NY Magazine Discovers Prospect Lefferts Gardens
NY Magazine–along with editors of trendy magazines–discovers the neighborhood of Prospect Lefferts Gardens. Noting the diversity of housing stock, the closeness of residents and the sub-million-dollar price tags, the weekly seems to agree with one transplanted Manhattanite who promises (threatens?) to import his many tastemaking friends to the nabe: “It’ll be the next best thing.”…

NY Magazine–along with editors of trendy magazines–discovers the neighborhood of Prospect Lefferts Gardens. Noting the diversity of housing stock, the closeness of residents and the sub-million-dollar price tags, the weekly seems to agree with one transplanted Manhattanite who promises (threatens?) to import his many tastemaking friends to the nabe: “It’ll be the next best thing.”
Comment: Wow, what a edgy pioneer!
Excellent Prospects [NY Magazine]
100% b o r i n g
Whenever there arises a rigorous discussion about privilege and/or the lack of it, it is usually the privileged folk who will be the first to attempt to derail it. Using derisive and dismissive terms such as “boring” to say you don’t agree with the viewpoints of others is a weak attempt at derailment.
But, of course many of those with privilege will find this kind of discussion boring! That’s because this is really not about your experience after all. We get that. But here’s the thing: if you find this thread so boring, why don’t you just move on to another one that better suits your fancy? Why even bother to keep reading these boring posts? What’s more, why even bother to respond? Only a truly bored person would delight in torturing themselves as such.
agreed – boring post.
i think what’s a little strange is that many of these posts have come from people in the neighborhood – obviously – and we all are already well aware that there are plenty of people from many, many backgrounds living fairly harmoniously here. what, we can’t tolerate someone who identifies to whatever extent as a ‘tastemaker’?
know what everyone? i’m a tastemaker, too. i’ve just decided. i’ll have to meet JON, come up with a definition of a tastemaker, then invite all of you to join the club. chill out!
People who put quotes around the American way are BORING.
And what makes it so boring? Free exchange of diverse viewpoints? Hearing opinions other than your own? Feeling uncomfortable with honest, blunt expression? This is the “American way,” is it not?
this is the most boring thread EVER
another question here about the rush to cry racism; wouldn’t it be more accurate to call it classism? I live in Clinton Hill and many of the “gentrifiers” there are black middle class, upper middle class who don’t seem to like any of the downsides of a “transitional” neighborhood any more or less than the white ones do.

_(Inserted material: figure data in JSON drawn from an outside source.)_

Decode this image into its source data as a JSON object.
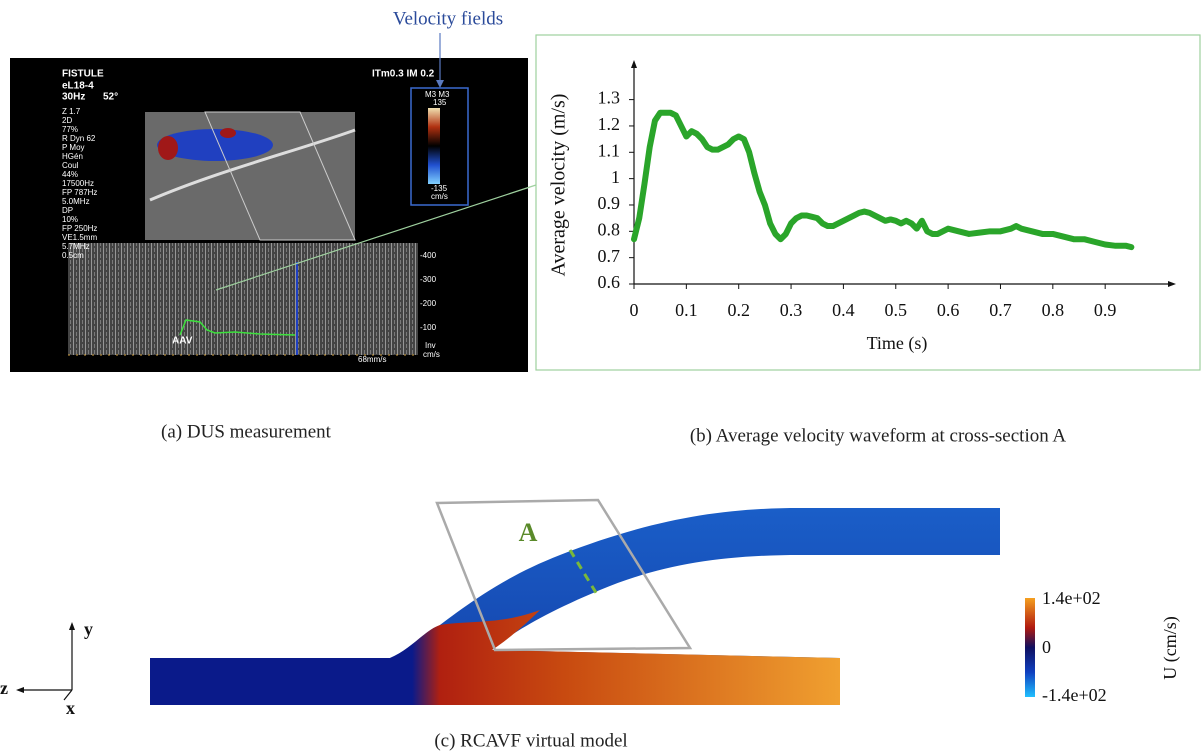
{
  "chart_data": {
    "type": "line",
    "title": "(b) Average velocity waveform at cross-section A",
    "x_label": "Time (s)",
    "y_label": "Average velocity (m/s)",
    "color": "#2aa52a",
    "x": [
      0,
      0.01,
      0.02,
      0.03,
      0.04,
      0.05,
      0.06,
      0.07,
      0.08,
      0.09,
      0.1,
      0.11,
      0.12,
      0.13,
      0.14,
      0.15,
      0.16,
      0.17,
      0.18,
      0.19,
      0.2,
      0.21,
      0.22,
      0.23,
      0.24,
      0.25,
      0.26,
      0.27,
      0.28,
      0.29,
      0.3,
      0.31,
      0.32,
      0.33,
      0.34,
      0.35,
      0.36,
      0.37,
      0.38,
      0.39,
      0.4,
      0.41,
      0.42,
      0.43,
      0.44,
      0.45,
      0.46,
      0.47,
      0.48,
      0.49,
      0.5,
      0.51,
      0.52,
      0.53,
      0.54,
      0.55,
      0.56,
      0.57,
      0.58,
      0.59,
      0.6,
      0.62,
      0.64,
      0.66,
      0.68,
      0.7,
      0.72,
      0.73,
      0.74,
      0.76,
      0.78,
      0.8,
      0.82,
      0.84,
      0.86,
      0.88,
      0.9,
      0.92,
      0.94,
      0.95
    ],
    "values": [
      0.77,
      0.85,
      0.98,
      1.12,
      1.22,
      1.25,
      1.25,
      1.25,
      1.24,
      1.2,
      1.16,
      1.18,
      1.17,
      1.15,
      1.12,
      1.11,
      1.11,
      1.12,
      1.13,
      1.15,
      1.16,
      1.15,
      1.1,
      1.02,
      0.95,
      0.9,
      0.83,
      0.79,
      0.77,
      0.79,
      0.83,
      0.85,
      0.86,
      0.86,
      0.855,
      0.85,
      0.83,
      0.82,
      0.82,
      0.83,
      0.84,
      0.85,
      0.86,
      0.87,
      0.875,
      0.87,
      0.86,
      0.85,
      0.84,
      0.845,
      0.84,
      0.83,
      0.84,
      0.83,
      0.81,
      0.84,
      0.8,
      0.79,
      0.79,
      0.8,
      0.81,
      0.8,
      0.79,
      0.795,
      0.8,
      0.8,
      0.81,
      0.82,
      0.81,
      0.8,
      0.79,
      0.79,
      0.78,
      0.77,
      0.77,
      0.76,
      0.75,
      0.745,
      0.745,
      0.74
    ],
    "xlim": [
      0,
      1.02
    ],
    "ylim": [
      0.6,
      1.42
    ],
    "xticks": [
      0,
      0.1,
      0.2,
      0.3,
      0.4,
      0.5,
      0.6,
      0.7,
      0.8,
      0.9
    ],
    "yticks": [
      0.6,
      0.7,
      0.8,
      0.9,
      1,
      1.1,
      1.2,
      1.3
    ]
  },
  "panel_a": {
    "caption": "(a) DUS measurement",
    "callout": "Velocity fields",
    "header": "FISTULE",
    "probe": "eL18-4",
    "frame_rate": "30Hz",
    "angle": "52°",
    "indices": "ITm0.3  IM 0.2",
    "settings": [
      "Z 1.7",
      "2D",
      "77%",
      "R Dyn 62",
      "P Moy",
      "HGén",
      "Coul",
      "44%",
      "17500Hz",
      "FP 787Hz",
      "5.0MHz",
      "DP",
      "10%",
      "FP 250Hz",
      "VE1.5mm",
      "5.7MHz",
      "0.5cm"
    ],
    "color_scale": {
      "title": "M3 M3",
      "max": "135",
      "min": "-135",
      "unit": "cm/s"
    },
    "spectrum_ticks": [
      "-400",
      "-300",
      "-200",
      "-100"
    ],
    "spectrum_unit": [
      "Inv",
      "cm/s"
    ],
    "sweep": "68mm/s",
    "trace_label": "AAV"
  },
  "panel_c": {
    "caption": "(c) RCAVF virtual model",
    "section_label": "A",
    "colorbar": {
      "title": "U (cm/s)",
      "max": "1.4e+02",
      "mid": "0",
      "min": "-1.4e+02"
    },
    "axes": {
      "y": "y",
      "z": "z",
      "x": "x"
    }
  }
}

NY Magazine is a silly publication and not to be taken seriously, but i do think this question of class is what is the defining motif here, not racism. and then i suppose my next question is; what’s wrong with moving into a neighborhood you can afford and wanting to improve it? in another thread on the site a few months ago, another poster pointed out that poor people don’t necessarily love crack dealers, grafitti, and dog shit on their sidewalks either…it seems that it’s just that people with a little more education etc are better equipped with a (healthy) sense of entitlement so that they are more prone to call 311 or harrass the local councilman/woman for improvements.
JC, you specifically used the pronoun “he” four times and analyzed his thoughts and actions before saying “veiled racism’s a bitch, ain’t it?” I think you can decode the subtext of that to say that you were “implying” that “he” was racist.
I think you’re now stepping back a bit and trying to make your original comment a little bit more macro than it actually was.
Attack this guy for using the word tastemaker, that’s fair game…using him as an example of institutional or veiled racism is not.
“[T]he process of American gentrification is historically rooted in race and class relations.”
Well, yeah, that’s a truism and water is wet, too.
Real estate articles in much of NY media (NYTimes, NewYork Mag, etc) are unabashedly written with/for upper-middle class perspective.
When they use terms such as undiscovered,pioneer etc. they mean for upper-middle class.
Manhattanite is slightly veiled shorthand for
white, college-educated affluent professional.
(Something tells me very few have long family history in that boro).
And ‘priced out of Manhattan’ means south of 96th
st. Manhattan. They are not talking about relocators from Washington Hts.
And the other commenter is correct – these articles are recycled every so many months.